5,000 inmates with hepatitis C sued Pa. prisons. Now, they’re on their way to getting treatment

November 20, 2018

November 19. 2018 , Samantha Melamed - The Philadelphia Inquirer

 

 

In 2013, a cure for hepatitis C — a chronic viral infection that, if untreated, can lead to fatal liver disease — was brought to market. But who would get the $100,000 lifesaving treatment? That's been a subject of political and legal battles ever since.

 

In May 2017, the Wolf administration announced that Pennsylvania would expand Medicaid coverage of the treatment to anyone with hepatitis C, instead of treating only those with signs of liver damage.

 

Now, through a legal settlement filed for approval Monday in federal court for the Eastern District of Pennsylvania, approximately 5,000 incarcerated Pennsylvanians who have hepatitis C would also have access to direct-acting antiviral drugs, which are effective in about 95 percent of cases.

 

"We believe that this settlement, if approved by the court, will be a landmark in medical care in our state prisons and will greatly advance public health in Pennsylvania.

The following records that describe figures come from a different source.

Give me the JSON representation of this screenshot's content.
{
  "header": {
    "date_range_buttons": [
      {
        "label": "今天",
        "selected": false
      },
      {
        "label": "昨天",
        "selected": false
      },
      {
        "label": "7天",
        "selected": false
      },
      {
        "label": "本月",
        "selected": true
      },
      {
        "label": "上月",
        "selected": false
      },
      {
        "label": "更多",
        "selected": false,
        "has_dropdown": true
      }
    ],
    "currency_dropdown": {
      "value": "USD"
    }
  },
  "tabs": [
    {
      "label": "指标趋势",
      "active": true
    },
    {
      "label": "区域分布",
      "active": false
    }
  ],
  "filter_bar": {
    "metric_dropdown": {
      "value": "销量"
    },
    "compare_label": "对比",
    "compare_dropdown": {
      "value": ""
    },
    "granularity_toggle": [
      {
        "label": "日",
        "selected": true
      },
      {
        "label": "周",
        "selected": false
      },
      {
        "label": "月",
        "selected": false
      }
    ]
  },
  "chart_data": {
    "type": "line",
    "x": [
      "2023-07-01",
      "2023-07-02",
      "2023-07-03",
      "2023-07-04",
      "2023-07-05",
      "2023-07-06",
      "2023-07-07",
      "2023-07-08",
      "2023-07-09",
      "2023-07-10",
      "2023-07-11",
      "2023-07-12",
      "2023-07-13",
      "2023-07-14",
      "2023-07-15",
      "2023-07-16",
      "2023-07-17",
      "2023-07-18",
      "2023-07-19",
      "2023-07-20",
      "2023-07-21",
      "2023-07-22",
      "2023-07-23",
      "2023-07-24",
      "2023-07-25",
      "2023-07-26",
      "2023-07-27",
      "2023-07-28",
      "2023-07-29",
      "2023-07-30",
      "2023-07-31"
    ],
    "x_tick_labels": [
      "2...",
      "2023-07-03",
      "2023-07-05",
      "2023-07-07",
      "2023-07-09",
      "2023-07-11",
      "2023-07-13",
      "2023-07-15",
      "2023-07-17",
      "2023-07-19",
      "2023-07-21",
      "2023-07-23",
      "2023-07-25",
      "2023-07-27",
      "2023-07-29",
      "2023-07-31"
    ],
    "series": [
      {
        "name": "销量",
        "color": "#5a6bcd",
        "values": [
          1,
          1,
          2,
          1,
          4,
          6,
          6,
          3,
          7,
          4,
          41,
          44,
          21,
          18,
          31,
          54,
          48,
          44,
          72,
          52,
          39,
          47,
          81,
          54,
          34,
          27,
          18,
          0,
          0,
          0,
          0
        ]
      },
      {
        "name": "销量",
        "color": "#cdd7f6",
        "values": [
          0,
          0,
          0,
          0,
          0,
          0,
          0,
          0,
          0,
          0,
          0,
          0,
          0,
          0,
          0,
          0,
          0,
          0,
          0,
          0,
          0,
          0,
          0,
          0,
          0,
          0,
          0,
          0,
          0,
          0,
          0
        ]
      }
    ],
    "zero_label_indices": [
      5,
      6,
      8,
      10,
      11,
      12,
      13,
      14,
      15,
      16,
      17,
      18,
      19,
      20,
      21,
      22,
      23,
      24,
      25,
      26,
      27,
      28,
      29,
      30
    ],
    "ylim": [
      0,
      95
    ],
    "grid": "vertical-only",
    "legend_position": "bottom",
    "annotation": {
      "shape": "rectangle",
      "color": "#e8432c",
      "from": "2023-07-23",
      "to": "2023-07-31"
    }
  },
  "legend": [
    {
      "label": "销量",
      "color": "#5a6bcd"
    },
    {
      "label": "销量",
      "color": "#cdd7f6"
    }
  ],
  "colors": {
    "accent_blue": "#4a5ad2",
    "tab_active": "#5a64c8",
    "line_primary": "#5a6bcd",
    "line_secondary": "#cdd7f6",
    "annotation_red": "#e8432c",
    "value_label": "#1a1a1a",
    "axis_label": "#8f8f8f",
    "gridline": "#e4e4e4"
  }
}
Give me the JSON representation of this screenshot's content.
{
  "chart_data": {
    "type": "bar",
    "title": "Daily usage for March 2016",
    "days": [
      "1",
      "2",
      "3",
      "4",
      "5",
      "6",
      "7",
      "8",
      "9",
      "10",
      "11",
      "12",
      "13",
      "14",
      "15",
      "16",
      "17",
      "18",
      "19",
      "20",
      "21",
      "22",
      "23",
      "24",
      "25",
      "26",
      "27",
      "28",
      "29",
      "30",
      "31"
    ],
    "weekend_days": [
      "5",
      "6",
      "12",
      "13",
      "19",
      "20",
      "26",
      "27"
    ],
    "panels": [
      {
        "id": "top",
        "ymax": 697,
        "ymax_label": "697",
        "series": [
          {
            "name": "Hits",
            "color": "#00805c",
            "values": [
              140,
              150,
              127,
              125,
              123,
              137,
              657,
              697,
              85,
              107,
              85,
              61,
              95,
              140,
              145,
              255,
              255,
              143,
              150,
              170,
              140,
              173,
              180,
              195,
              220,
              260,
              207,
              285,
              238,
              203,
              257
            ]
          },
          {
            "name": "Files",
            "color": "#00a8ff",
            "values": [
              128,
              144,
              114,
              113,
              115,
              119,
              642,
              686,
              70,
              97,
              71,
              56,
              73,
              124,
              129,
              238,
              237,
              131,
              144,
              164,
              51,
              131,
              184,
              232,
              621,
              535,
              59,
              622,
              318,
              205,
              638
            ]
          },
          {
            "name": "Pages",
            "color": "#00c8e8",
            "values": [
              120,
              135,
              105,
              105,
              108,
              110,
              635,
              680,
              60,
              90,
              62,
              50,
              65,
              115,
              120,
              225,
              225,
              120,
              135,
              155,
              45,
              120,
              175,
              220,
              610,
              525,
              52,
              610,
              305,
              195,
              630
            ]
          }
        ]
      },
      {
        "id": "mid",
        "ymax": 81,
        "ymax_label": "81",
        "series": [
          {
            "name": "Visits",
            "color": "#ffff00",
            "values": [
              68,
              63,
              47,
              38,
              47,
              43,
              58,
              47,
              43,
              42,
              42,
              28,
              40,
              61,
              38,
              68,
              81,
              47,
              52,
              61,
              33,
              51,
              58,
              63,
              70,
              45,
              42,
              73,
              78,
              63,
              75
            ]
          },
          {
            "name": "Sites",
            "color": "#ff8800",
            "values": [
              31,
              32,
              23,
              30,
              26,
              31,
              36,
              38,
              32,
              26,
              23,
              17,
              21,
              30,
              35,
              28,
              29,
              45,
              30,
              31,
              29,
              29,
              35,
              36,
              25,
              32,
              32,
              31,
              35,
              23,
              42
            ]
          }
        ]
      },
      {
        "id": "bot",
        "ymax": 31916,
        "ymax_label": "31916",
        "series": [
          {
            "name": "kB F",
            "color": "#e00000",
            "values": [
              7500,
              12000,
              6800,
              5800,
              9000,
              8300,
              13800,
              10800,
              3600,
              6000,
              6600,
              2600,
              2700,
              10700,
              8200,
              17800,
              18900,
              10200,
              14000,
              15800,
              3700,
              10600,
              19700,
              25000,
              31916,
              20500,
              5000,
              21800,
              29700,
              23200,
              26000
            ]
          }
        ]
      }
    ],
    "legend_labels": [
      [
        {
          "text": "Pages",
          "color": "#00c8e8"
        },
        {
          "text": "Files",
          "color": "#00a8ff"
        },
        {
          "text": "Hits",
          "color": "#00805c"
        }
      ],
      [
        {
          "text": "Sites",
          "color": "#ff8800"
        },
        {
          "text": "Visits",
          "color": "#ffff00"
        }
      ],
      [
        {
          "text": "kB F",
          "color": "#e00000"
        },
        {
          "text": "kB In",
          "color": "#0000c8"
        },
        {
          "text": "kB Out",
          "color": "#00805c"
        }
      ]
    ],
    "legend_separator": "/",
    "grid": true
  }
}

The Pennsylvania [Department of Corrections] has taken an important step in health care that puts them at the forefront of care for people with chronic hep C," said David Rudovsky, a Philadelphia civil-rights lawyer who filed the lawsuit with the Pennsylvania Institutional Law Project and the Dechert law firm.

 

It will, in fact, make access to hepatitis C treatment in Pennsylvania prisons better than what's available to those on Medicaid in some states.

 

Treatment, which will begin with the most advanced cases, will extend to everyone with hepatitis C in prison by June 30, 2022, under the agreement.